L’athlète grec si fin, de lignes sobres, se dilate ici, se gonfle, et étale des effets de pectoraux comme un hercule de foire. Les Ménades, pour tuer Orphée, se procurent des armes imprévues,


Même, pour l’en frapper, dans les sillons bourbeux,
Arrachant follement les cornes des grands bœufs[1].

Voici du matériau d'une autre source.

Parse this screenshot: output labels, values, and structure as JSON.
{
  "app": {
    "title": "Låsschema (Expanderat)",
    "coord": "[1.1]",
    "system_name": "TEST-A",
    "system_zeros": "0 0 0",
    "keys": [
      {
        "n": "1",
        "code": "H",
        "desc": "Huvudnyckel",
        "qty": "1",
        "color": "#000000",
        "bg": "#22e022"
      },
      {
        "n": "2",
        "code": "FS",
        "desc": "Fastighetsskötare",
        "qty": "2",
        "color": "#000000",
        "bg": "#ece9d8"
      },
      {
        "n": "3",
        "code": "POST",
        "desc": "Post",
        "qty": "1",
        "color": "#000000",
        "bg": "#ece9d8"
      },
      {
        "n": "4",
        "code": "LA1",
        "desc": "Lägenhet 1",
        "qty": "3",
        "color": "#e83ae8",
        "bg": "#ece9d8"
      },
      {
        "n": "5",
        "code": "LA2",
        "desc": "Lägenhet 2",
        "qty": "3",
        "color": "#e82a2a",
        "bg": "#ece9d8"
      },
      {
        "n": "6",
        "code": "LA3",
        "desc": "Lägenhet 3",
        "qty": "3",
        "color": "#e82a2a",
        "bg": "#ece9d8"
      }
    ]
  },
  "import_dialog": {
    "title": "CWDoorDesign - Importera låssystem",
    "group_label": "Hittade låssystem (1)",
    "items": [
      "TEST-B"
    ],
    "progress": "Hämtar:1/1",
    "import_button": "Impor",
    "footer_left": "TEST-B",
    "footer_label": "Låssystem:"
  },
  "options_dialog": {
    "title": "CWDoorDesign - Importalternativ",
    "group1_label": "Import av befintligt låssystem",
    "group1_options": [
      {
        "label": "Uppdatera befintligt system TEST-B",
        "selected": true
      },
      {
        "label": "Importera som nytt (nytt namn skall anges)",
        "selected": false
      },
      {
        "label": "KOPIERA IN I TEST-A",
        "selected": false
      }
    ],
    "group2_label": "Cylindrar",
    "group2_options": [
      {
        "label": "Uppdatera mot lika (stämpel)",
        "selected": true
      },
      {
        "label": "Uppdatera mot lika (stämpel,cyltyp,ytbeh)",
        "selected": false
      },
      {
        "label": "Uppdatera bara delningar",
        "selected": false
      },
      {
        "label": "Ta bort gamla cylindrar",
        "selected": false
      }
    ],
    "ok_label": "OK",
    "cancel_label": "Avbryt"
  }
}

Pour augmenter l’horreur qu’il inspire, le sanglier d’Érymanthe devient carnivore[2] ! Détails, dira-t-on, et qu’est-ce que prouvent des détails ? Prenons donc tout un poème, Le Forgeron ; « scènes héroïques » annonce l’auteur. Jupiter se défie de l’Amour qui égale l’homme aux dieux, et serait capable de lui faire découvrir tous les secrets de la matière ou de la mécanique, comme la locomotive ou le dirigeable (sic). Il enferme donc l’Amour, et le met à la torture. L’Amour s’échappe de sa prison et, pour se venger, crée Vénus : théogonie nouvelle, amusante par certains détails : Junon, prudente et protocolaire, ne veut pas qu’on présente Vénus à la cour de Jupiter, parce qu’elle est nue. Jupiter, pour arranger les choses, déclare à Vénus qu’elle sera mariée le jour même. Jusqu’ici Le Forgeron rappelle à la fois le Satyre et La Belle Hélène. Le lecteur attend toujours les scènes héroïques promises. Celles qui suivent ne sont même pas érotiques. Apollon et Bacchus posent leur candidature. Pallas prêche à Vénus le célibat, avec d’étranges compensations. Diane préconise la chasse, ses chastes fatigues, et ses joies barbares :


Téter sauvagement la mamelle d’une ourse
Et me rassasier de son lait que je bois
Me plaît…


Jupiter se met enfin sur les rangs, mais Vénus se méfie : il la quitterait, pour d’autres vierges,


Ces nobles jeux, tandis que to Et moi, pour éclairer
Ces nobles jeux, tandis que tomberont leurs voiles,
Si tu veux, je tiendrai dans les mains des étoiles !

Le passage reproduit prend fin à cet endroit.